Churn is one of the most important aspects of a business; that is, preventing churn. This project focuses on classifying
churn and making predictions based on that classification. The Sparkify.ipynb
file contains the following:
- Cleaning
- Data Exploration
- Feature Engineering
- Data Modeling
- SparkSession
- PySpark Functions: avg, col, concat, count, desc, explode, lit, udf, split, to_date, from_unixtime, unix_timestamp
- PySpark Types: IntegerType, StringType
- pyspark Classification: LogisticRegression, DecisionTreeClassifier
- PySpark Features: VectorAssembler
- PySpark Tuning: CrossValidator, ParamGridBuilder, TrainValidationSplit
- matplotlib
- Sparkify.ipynb
- mini_sparkify_event_data.json
- https://medium.com/@mroker/will-your-customers-leave-d38fa8ca4fa
- https://towardsdatascience.com/build-an-end-to-end-machine-learning-model-with-mllib-in-pyspark-4917bdf289c5
- https://spark.apache.org/docs/latest/ml-pipeline.html
- https://towardsdatascience.com/feature-engineering-for-machine-learning-3a5e293a5114
For this project, we have had to classify users who have churned.
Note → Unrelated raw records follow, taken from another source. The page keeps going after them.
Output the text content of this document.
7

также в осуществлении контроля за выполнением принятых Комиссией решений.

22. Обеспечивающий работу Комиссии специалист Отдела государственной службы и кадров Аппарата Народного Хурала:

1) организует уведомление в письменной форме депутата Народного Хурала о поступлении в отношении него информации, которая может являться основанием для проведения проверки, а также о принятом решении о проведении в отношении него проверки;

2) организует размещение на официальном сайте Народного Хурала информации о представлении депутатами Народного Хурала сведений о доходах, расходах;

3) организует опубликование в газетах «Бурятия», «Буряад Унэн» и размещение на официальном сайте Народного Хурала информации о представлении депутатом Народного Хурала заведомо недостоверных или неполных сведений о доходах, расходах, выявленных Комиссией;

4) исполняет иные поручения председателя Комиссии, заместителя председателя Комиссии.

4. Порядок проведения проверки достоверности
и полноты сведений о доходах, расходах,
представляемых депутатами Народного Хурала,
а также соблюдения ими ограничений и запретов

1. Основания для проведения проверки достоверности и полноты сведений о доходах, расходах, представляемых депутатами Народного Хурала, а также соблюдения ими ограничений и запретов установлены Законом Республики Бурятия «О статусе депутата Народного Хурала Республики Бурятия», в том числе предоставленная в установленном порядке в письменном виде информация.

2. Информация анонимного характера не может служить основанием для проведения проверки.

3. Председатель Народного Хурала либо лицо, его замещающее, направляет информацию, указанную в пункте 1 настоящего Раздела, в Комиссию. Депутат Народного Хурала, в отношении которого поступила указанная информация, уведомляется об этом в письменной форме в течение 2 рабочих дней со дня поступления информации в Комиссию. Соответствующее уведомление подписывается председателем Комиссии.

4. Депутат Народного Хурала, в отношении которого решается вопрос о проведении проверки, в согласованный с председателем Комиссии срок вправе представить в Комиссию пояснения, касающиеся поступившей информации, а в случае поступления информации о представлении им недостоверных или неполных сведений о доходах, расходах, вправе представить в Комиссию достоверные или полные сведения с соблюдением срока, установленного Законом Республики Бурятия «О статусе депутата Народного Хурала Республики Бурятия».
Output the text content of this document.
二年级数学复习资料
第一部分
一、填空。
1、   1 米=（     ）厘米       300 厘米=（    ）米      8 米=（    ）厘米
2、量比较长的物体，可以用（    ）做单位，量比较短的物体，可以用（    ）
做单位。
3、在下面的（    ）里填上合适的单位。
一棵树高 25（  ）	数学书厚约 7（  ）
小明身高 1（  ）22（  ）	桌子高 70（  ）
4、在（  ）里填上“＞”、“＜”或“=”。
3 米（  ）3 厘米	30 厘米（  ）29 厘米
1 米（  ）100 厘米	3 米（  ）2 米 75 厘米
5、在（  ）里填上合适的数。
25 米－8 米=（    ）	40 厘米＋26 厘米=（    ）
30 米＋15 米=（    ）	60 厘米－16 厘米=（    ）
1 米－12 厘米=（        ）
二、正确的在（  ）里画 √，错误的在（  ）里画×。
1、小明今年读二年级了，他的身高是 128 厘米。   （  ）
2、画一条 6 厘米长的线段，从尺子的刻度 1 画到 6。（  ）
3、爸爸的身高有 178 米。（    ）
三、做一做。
Not only have we had to classify these users but we had to build a model that would make predictions.
The approach taken to this problem was to firstly define what churn is. This was defined by using the event of Cancellation Confirmation. If the user cancelled their service, they were defined as churn.
After defining churn, some features were extracted such as gender and level. These features were used and a model was trained and it was used to make predictions. The accuracy score of the using the Logistic Regression training model was 58%.
Overall, this score was ok, but could be improved. This could possibly be done by extracting more features.